May 132009

I am presently trying to complete my printing from the 2008 shooting season. This is keeping me quite busy and I am not posting as often as I would like. This post will be mostly images. Writing does not always come easily, at times it is as if I am trying to say everything in one fell swoop; not taking the time to let the narrative unfold, let the idea come through in the words.

As this year’s printing draws to a close, I am starting to think more and more about what the edited suite of photographs will look like. This can serve two purposes; firstly, it encourages me to continue working and plugging away at the subject matter. Secondly, it will make this second season of shooting more efficient as I will hopefully have a quicker sense of what I am looking for as I arrive on a new site.

This second effect can be dangerous. An ever-present risk for an artist is the possibility of getting ahead of an idea. Thinking that one knows what one s looking for can lead to imposing meaning on a subject; effectively taking away the subjects voice in the process. This is something I am constantly struggling with what I am working with a more “documentary” approach.

Contemporary culture’s obsession with “the documentary” is rife with the conflict between “truth” and “opinion”. The concept of objectivity has been central to the discourse of the photographic image since its invention.
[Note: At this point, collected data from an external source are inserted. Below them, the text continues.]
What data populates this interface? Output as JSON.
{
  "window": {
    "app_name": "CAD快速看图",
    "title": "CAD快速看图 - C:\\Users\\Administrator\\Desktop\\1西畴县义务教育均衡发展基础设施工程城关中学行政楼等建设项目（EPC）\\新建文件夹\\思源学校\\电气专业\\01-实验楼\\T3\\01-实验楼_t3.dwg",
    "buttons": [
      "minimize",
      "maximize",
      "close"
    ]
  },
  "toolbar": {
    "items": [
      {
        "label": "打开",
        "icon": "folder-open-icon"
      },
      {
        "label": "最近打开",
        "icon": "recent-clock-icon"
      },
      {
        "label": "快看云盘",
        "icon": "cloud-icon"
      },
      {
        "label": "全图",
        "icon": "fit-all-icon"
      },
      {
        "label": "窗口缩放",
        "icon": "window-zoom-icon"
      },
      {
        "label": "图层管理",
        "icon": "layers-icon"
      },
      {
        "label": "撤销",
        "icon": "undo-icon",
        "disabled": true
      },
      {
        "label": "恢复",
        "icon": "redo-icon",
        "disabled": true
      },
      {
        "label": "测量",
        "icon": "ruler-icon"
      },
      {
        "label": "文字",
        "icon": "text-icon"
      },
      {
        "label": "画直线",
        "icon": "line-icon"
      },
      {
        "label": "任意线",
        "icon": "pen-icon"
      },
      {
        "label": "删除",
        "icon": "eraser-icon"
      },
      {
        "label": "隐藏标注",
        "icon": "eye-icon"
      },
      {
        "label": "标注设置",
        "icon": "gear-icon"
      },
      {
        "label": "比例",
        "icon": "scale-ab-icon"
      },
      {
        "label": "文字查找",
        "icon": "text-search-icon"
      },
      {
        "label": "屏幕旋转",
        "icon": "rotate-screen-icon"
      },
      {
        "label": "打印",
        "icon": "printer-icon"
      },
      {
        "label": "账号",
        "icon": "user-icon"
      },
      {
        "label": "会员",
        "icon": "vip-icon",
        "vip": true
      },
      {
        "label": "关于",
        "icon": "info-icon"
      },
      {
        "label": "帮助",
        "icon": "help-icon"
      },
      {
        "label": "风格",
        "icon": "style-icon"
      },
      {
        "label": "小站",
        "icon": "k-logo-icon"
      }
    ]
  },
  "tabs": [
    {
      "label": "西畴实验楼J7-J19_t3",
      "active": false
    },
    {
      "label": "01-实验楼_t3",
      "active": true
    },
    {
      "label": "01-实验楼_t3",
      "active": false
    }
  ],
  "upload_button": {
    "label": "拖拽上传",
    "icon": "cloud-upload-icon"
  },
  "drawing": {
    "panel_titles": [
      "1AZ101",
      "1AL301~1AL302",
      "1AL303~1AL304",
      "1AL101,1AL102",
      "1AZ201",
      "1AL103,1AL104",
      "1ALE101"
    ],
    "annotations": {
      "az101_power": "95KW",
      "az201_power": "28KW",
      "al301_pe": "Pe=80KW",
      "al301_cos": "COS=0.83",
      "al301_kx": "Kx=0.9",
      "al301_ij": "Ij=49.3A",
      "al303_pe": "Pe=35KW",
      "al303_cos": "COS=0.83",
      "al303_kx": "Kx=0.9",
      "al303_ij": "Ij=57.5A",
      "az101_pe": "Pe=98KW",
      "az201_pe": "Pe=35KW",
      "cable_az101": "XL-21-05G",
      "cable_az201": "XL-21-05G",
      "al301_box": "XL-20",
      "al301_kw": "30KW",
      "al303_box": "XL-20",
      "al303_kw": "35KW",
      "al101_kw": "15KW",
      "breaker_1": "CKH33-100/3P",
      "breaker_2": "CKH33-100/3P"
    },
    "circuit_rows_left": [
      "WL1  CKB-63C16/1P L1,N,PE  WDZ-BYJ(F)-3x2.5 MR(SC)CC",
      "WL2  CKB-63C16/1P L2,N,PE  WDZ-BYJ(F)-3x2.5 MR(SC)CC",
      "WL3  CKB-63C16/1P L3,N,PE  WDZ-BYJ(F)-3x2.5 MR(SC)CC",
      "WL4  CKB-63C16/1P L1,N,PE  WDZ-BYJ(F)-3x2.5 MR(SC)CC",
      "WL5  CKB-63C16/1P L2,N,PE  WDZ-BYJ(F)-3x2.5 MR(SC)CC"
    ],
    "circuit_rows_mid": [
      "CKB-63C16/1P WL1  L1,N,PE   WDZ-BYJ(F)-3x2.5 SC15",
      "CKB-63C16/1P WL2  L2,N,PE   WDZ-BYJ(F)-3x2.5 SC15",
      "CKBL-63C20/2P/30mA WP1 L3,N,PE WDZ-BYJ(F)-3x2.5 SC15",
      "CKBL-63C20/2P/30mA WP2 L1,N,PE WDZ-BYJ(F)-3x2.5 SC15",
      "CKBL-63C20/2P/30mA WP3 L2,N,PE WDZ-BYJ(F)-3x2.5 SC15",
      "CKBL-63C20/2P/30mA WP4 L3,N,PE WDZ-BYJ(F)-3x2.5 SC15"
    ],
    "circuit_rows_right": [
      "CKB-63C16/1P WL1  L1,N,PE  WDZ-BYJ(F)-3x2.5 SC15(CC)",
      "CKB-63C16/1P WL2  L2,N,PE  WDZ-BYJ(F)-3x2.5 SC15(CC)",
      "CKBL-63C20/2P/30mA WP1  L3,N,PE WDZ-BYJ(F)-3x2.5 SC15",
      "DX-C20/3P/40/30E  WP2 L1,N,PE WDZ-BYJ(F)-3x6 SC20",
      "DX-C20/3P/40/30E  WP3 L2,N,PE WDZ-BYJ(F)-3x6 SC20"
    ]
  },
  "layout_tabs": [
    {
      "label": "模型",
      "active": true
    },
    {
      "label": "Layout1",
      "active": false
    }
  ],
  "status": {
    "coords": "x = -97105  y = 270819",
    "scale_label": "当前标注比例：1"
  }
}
It has shifted from total objectivity to total subjectivity with very few stops in between. Like in many things, the objective and the subjective are two poles with an infinite number of grey zones in-between. As surfaces they can even overlap as is described in “Mille Plateaux”, Gilles Deleuze’s and Felix Guattari’s landmark exploration of the schizophrenic impulse in contemporary society. But I digress.

The tension between giving voice to the subject and allowing one’s subjectivity to interact with it is often where all the interest lies in a work of art. A truly engaging piece of work will inevitably play the ideas off of each other and invite the viewer to add more levels of interpretation to the mix.